Miki ouvrit ses yeux en grands, manquant de laisser tomber sa brioche sur le sol. Ce Mammouth dont ils parlaient avec un mélange de pitié et d’estime, était en réalité Falcon. Il était de retour au Japon, et qui plus est à Tokyo ! La jeune femme se persuada qu’il était plus que temps de plier les bagages et de tirer un trait sur sa vie française pour retourner sur ses terres natales, cette capitale qu’elle avait tant oubliée et qu’elle n’avait pas vu évoluer.
Elle se mit à courir, attirant l’attention des deux hommes du milieu de la tuerie à gage française et italienne, se dépêchant de retrouver l’hôtel et de faire ses valises. La joie de retrouver Falcon l’inondait, ignorant volontairement que tout n’était pas encore gagné, qu’une fois à Tokyo, il faudrait encore le chercher. Il était imprévisible, elle le savait, mais elle voulait y croire pour son bien-être personnel mais aussi pour lui montrer quelle femme elle était devenue. Qu’elle était capable de se montrer aussi forte et courageuse que lui et qu’elle pouvait alors être sa femme et sa partenaire. Elle n’avait jamais cessé depuis le collège de travailler sa visée, sa rapidité et sa dextérité, grâce au tir à l’arc puis au tir par arme à feu.
La route serait néanmoins longue avant d’atteindre son ultime objectif, mais elle ne perdit pas espoir. Elle se répétait sans interruption un seul mot qui était gravé au fer rouge dans son esprit : persévérance.
OoOoOoOoOo
- Mammouth ! On m’appelle Mammouth à l’étranger ! Quelle honte ! Est-ce que je ressemble à un gros éléphant avec des poils ?! Pff ! Ces français ont toujours été des ingrats.
- Voyons, ne le prend pas comme ça. ! Vois ça comme un compliment, par ce surnom ils saluent ta force.

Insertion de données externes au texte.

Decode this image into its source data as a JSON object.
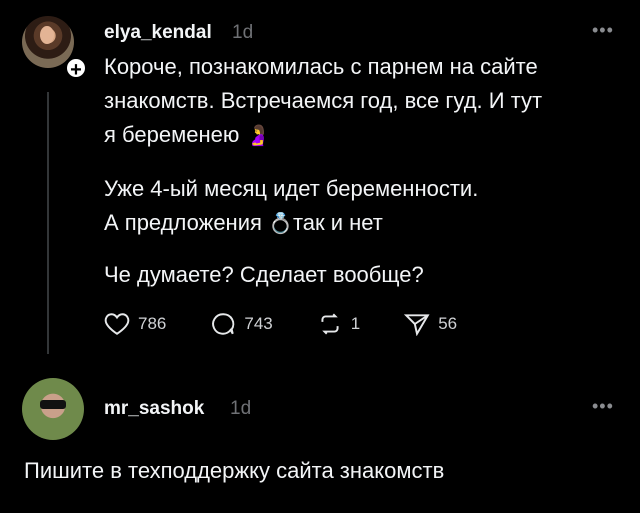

- Tu te moques de moi, là ?
- Pas du tout ! Et puis… Au final… ça se rapproche du surnom que Saeba t’a donné. Umibozû, ça veut bien dire « éléphant de mer », non ? Lequel est le mieux ?
- Aucun des deux ! Falcon c’est très bien.
Miki laissa un rire s’échapper de sa bouche. Elle se mit à sourire en repensant à tous ses souvenirs parcourus en un court laps de temps. Elle retint de justesse un bâillement qui la titillait depuis un moment, la fatigue commençant à peser sur ses épaules.
- Finalement, j’ai bien fait de voyager. Grâce à ça, j’ai pu apprendre tout ce qu’il faut pour le café mais pas seulement… J’ai aussi retrouvé ta trace. Et maintenant, regarde où nous en sommes !
Falcon ne pipa mot, se contentant simplement d’acquiescer et de serrer un peu plus sa femme contre lui. Il cassa sa position assise afin de s’allonger et aida Miki à correctement se replacer contre son épaule.
- Tu sais… Pendant longtemps je regrettais d’avoir fait de toi une mercenaire. Aujourd’hui, je réalise que ce n’était qu’une très courte partie de ta vie, que tu en as tout de même profité. Je suis heureux de t’avoir près de moi, même si je ne te le dis pas souvent.
- Tes actes valent bien plus que des mots. Tu n’as nul besoin de parler pour que je te comprenne.
Un sourire étira les lèvres de Mammouth. Le corps de sa femme devint plus lâche, dévoilant qu’elle était tombée dans les bras de Morphée. Il déposa un tendre baiser sur son crâne avant de fermer les yeux à son tour.